It has been known at least since the invention of elliptic-curve cryptosystems in 1985 that algebraic curves over finite fields can be very useful for cryptography. Elliptic-curve cryptosystems have already been treated extensively in several books (see for instance Blake, Seroussi, and Smart [11], Enge [21], Koblitz [59], and Menezes [81]), and so we focus here on other, and more recent, applications of algebraic curves over finite fields to cryptography in which rational points of the curve play a role. Specifically, we discuss applications to stream ciphers, to the construction of hash functions, and to the construction of authentication schemes. As usual in this book, we prefer to use the equivalent language of algebraic function fields rather than the language of algebraic curves.

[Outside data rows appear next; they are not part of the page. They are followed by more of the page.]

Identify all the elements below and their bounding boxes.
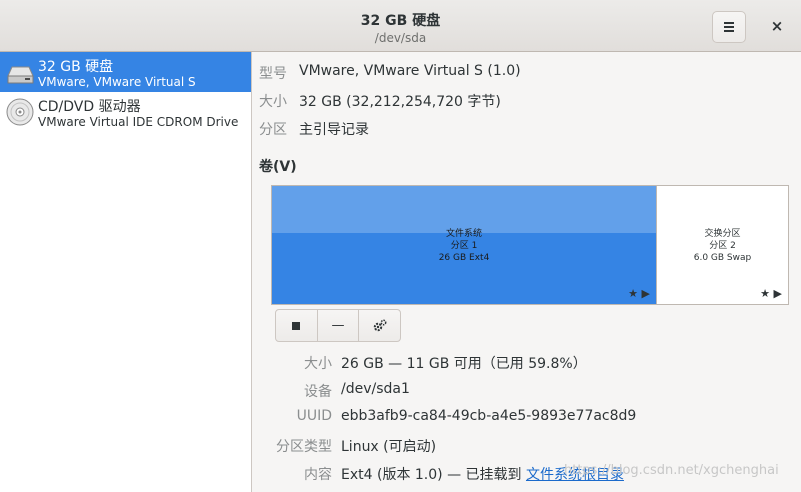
mounted-star-icon: ★ ▶ xyxy=(760,287,782,300)
drive-name: 32 GB 硬盘 xyxy=(38,59,114,75)
model-value: VMware, VMware Virtual S (1.0) xyxy=(299,63,521,79)
drive-item-hard-disk[interactable]: 32 GB 硬盘 VMware, VMware Virtual S xyxy=(0,52,251,92)
partition-1[interactable]: 文件系统 分区 1 26 GB Ext4 ★ ▶ xyxy=(272,186,656,304)
uuid-value: ebb3afb9-ca84-49cb-a4e5-9893e77ac8d9 xyxy=(341,408,637,424)
drive-subtitle: VMware Virtual IDE CDROM Drive xyxy=(38,115,239,129)
partitioning-value: 主引导记录 xyxy=(299,122,369,138)
volume-size-value: 26 GB — 11 GB 可用（已用 59.8%） xyxy=(341,356,587,372)
partition-map: 文件系统 分区 1 26 GB Ext4 ★ ▶ 交换分区 分区 2 6.0 G… xyxy=(271,185,789,305)
mounted-star-icon: ★ ▶ xyxy=(628,287,650,300)
close-button[interactable]: × xyxy=(765,14,789,38)
delete-partition-button[interactable]: — xyxy=(316,310,359,341)
volume-size-label: 大小 xyxy=(304,356,332,372)
window-title: 32 GB 硬盘 xyxy=(360,13,441,29)
header-bar: 32 GB 硬盘 /dev/sda × xyxy=(0,0,801,52)
volumes-heading: 卷(V) xyxy=(259,159,297,175)
partition-2-type: 交换分区 xyxy=(704,229,741,239)
drive-sidebar: 32 GB 硬盘 VMware, VMware Virtual S CD/DVD… xyxy=(0,52,252,492)
partition-type-value: Linux (可启动) xyxy=(341,439,437,455)
size-label: 大小 xyxy=(259,94,287,110)
window-subtitle: /dev/sda xyxy=(374,31,427,45)
partition-type-label: 分区类型 xyxy=(276,439,332,455)
partition-2[interactable]: 交换分区 分区 2 6.0 GB Swap ★ ▶ xyxy=(656,186,788,304)
model-label: 型号 xyxy=(259,66,287,82)
minus-icon: — xyxy=(331,318,345,333)
unmount-button[interactable] xyxy=(276,310,317,341)
partition-settings-button[interactable] xyxy=(358,310,400,341)
contents-text: Ext4 (版本 1.0) — 已挂载到 xyxy=(341,467,526,483)
contents-label: 内容 xyxy=(304,467,332,483)
device-label: 设备 xyxy=(304,384,332,400)
partition-2-name: 分区 2 xyxy=(709,241,736,251)
size-value: 32 GB (32,212,254,720 字节) xyxy=(299,94,501,110)
hard-disk-icon xyxy=(7,66,34,84)
drive-subtitle: VMware, VMware Virtual S xyxy=(38,75,196,89)
drive-name: CD/DVD 驱动器 xyxy=(38,99,141,115)
partitioning-label: 分区 xyxy=(259,122,287,138)
drive-item-cdrom[interactable]: CD/DVD 驱动器 VMware Virtual IDE CDROM Driv… xyxy=(0,92,251,132)
volume-toolbar: — xyxy=(275,309,401,342)
partition-1-name: 分区 1 xyxy=(450,241,478,251)
device-value: /dev/sda1 xyxy=(341,381,410,397)
partition-2-size: 6.0 GB Swap xyxy=(693,253,752,263)
hamburger-menu-icon[interactable] xyxy=(712,11,746,43)
stop-icon xyxy=(292,321,301,330)
gears-icon xyxy=(373,319,387,331)
partition-1-size: 26 GB Ext4 xyxy=(438,253,490,263)
optical-disc-icon xyxy=(6,98,34,126)
uuid-label: UUID xyxy=(296,408,332,424)
watermark-text: https://blog.csdn.net/xgchenghai xyxy=(564,463,779,478)
partition-1-type: 文件系统 xyxy=(445,229,482,239)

Background on Stream Ciphers and Linear Complexity

A cryptosystem is a basic tool for data security that transforms data in original form (plaintexts) into protected data in encrypted form (ciphertexts) and, vice versa, recovers plaintexts from ciphertexts by decryption. The encryption and decryption schemes depend on the choice of parameters (keys) from an extremely large set of possibilities. A fundamental distinction is made between public-key cryptosystems (such as the elliptic-curve cryptosystem) and symmetric cryptosystems. In a public-key cryptosystem, the encryption key K is public knowledge and only the decryption key K1 is kept secret from unauthorized users.